In contrast to yeast, the bacteria in wine are inhibited, also, by sulfite bound to aldehydes, as the bound version is transported into the bacterial cells, where it dissociates within the cytoplasm. Again, the level of sensitivity is dependent upon the cell’s capacity to continue to make ATP and to grow. Thus, sulfite can be used at concentrations below the yeast inhibitory threshold, but above the inhibitory threshold for bacteria.
Lysozyme is an enzyme that can damage bacterial cell walls. It has no inhibitory impact on yeast, as their walls are of a different composition. Lysozyme is particularly effective in the inhibition of gram positive organisms, such as the lactic acid bacteria. However, use of this compound may inhibit desired bacteria as well. It will be inactivated over time, so it is possible to use lysozyme at the point of inoculation with yeast and still obtain an ML fermentation during wine aging and storage. If an excessive amount of lysozyme is used, then the ML may not occur. Lysozyme can be used to control bacterial populations without fear of impact on yeast.
With respect to grape, must and juice processing, the most important variables are the pH of the juice, sulfite addition practices, and establishment of selective conditions.
- pH: the lower the pH, the lower the number of different species that can be present; but, also the slower the metabolic activities of those that are present. In general, wines below pH 3.5 will support rapid development of large yeast populations, while higher pH values favor establishment by bacteria.
- Sulfite addition: the earlier the addition of sulfite, the greater the inhibition of the non-Saccharomycesflora. Free levels of sulfite, not merely total added, should be monitored to target inhibition to unwanted species.

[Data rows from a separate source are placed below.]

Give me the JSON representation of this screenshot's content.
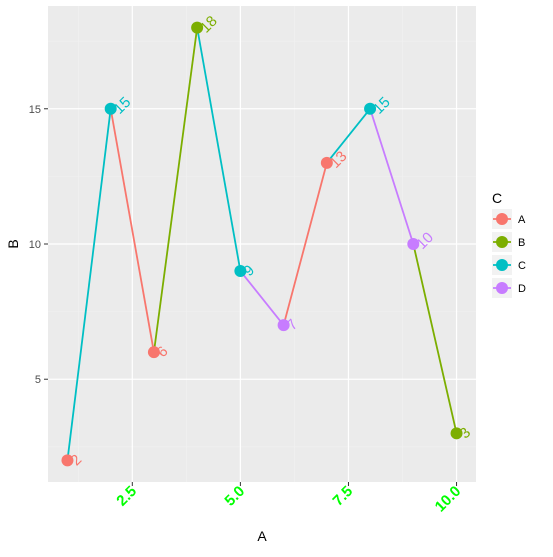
{
  "chart_data": {
    "type": "line",
    "xlabel": "A",
    "ylabel": "B",
    "xlim": [
      0.55,
      10.45
    ],
    "ylim": [
      1.2,
      18.8
    ],
    "x_ticks": [
      2.5,
      5.0,
      7.5,
      10.0
    ],
    "x_tick_labels": [
      "2.5",
      "5.0",
      "7.5",
      "10.0"
    ],
    "x_tick_color": "#00ff00",
    "x_tick_angle": -45,
    "y_ticks": [
      5,
      10,
      15
    ],
    "y_tick_labels": [
      "5",
      "10",
      "15"
    ],
    "minor_x": [
      1.25,
      3.75,
      6.25,
      8.75
    ],
    "minor_y": [
      2.5,
      7.5,
      12.5,
      17.5
    ],
    "grid": true,
    "panel_background": "#ebebeb",
    "legend": {
      "title": "C",
      "position": "right",
      "entries": [
        {
          "label": "A",
          "color": "#f8766d"
        },
        {
          "label": "B",
          "color": "#7cae00"
        },
        {
          "label": "C",
          "color": "#00bfc4"
        },
        {
          "label": "D",
          "color": "#c77cff"
        }
      ]
    },
    "points": [
      {
        "x": 1,
        "y": 2,
        "group": "A",
        "label": "2"
      },
      {
        "x": 2,
        "y": 15,
        "group": "C",
        "label": "15"
      },
      {
        "x": 3,
        "y": 6,
        "group": "A",
        "label": "6"
      },
      {
        "x": 4,
        "y": 18,
        "group": "B",
        "label": "18"
      },
      {
        "x": 5,
        "y": 9,
        "group": "C",
        "label": "9"
      },
      {
        "x": 6,
        "y": 7,
        "group": "D",
        "label": "7"
      },
      {
        "x": 7,
        "y": 13,
        "group": "A",
        "label": "13"
      },
      {
        "x": 8,
        "y": 15,
        "group": "C",
        "label": "15"
      },
      {
        "x": 9,
        "y": 10,
        "group": "D",
        "label": "10"
      },
      {
        "x": 10,
        "y": 3,
        "group": "B",
        "label": "3"
      }
    ]
  }
}
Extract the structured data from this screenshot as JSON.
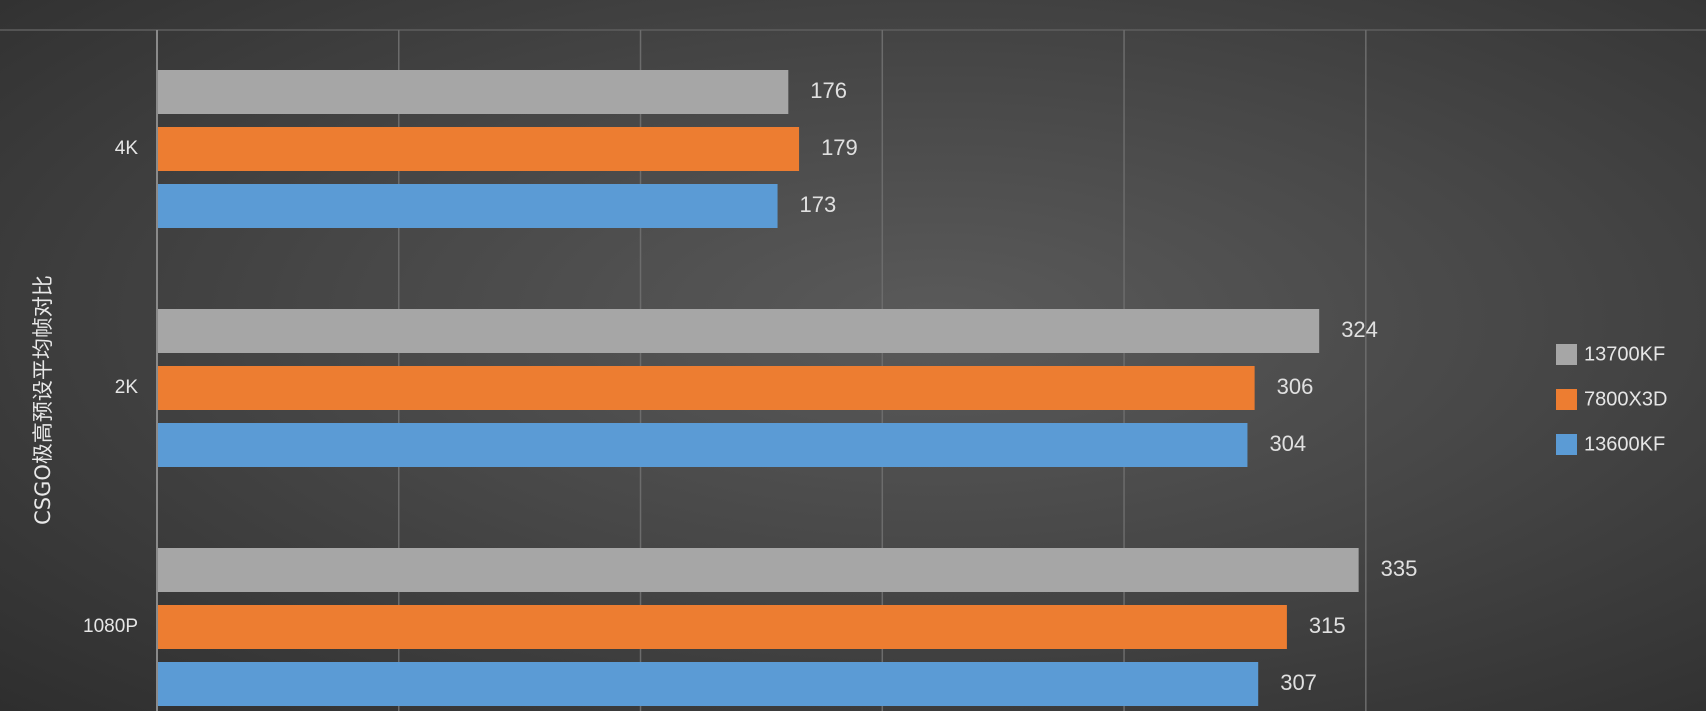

- Establishment of selective conditions: microbes will commence growth immediately upon damage to the fruit, and the concurrent release of sugar and other growth substrates. The ability to utilize glucose and fructose is fairly ubiquitous in the microbial world. Which species dominates depends upon the establishment of other types of selective conditions: temperature, oxygen availability, solids content, presence of inhibitors. Warmer temperatures and high oxygen generally favor the bacteria over the yeast. Bacterial cells are less complex than yeast cells and they can divide more quickly. The optimal processing conditions are going to vary by the situation: the existing bioload at harvest, the bioload contributions from winery equipment, the nature of the organisms present and the presence of any stressful or selective conditions.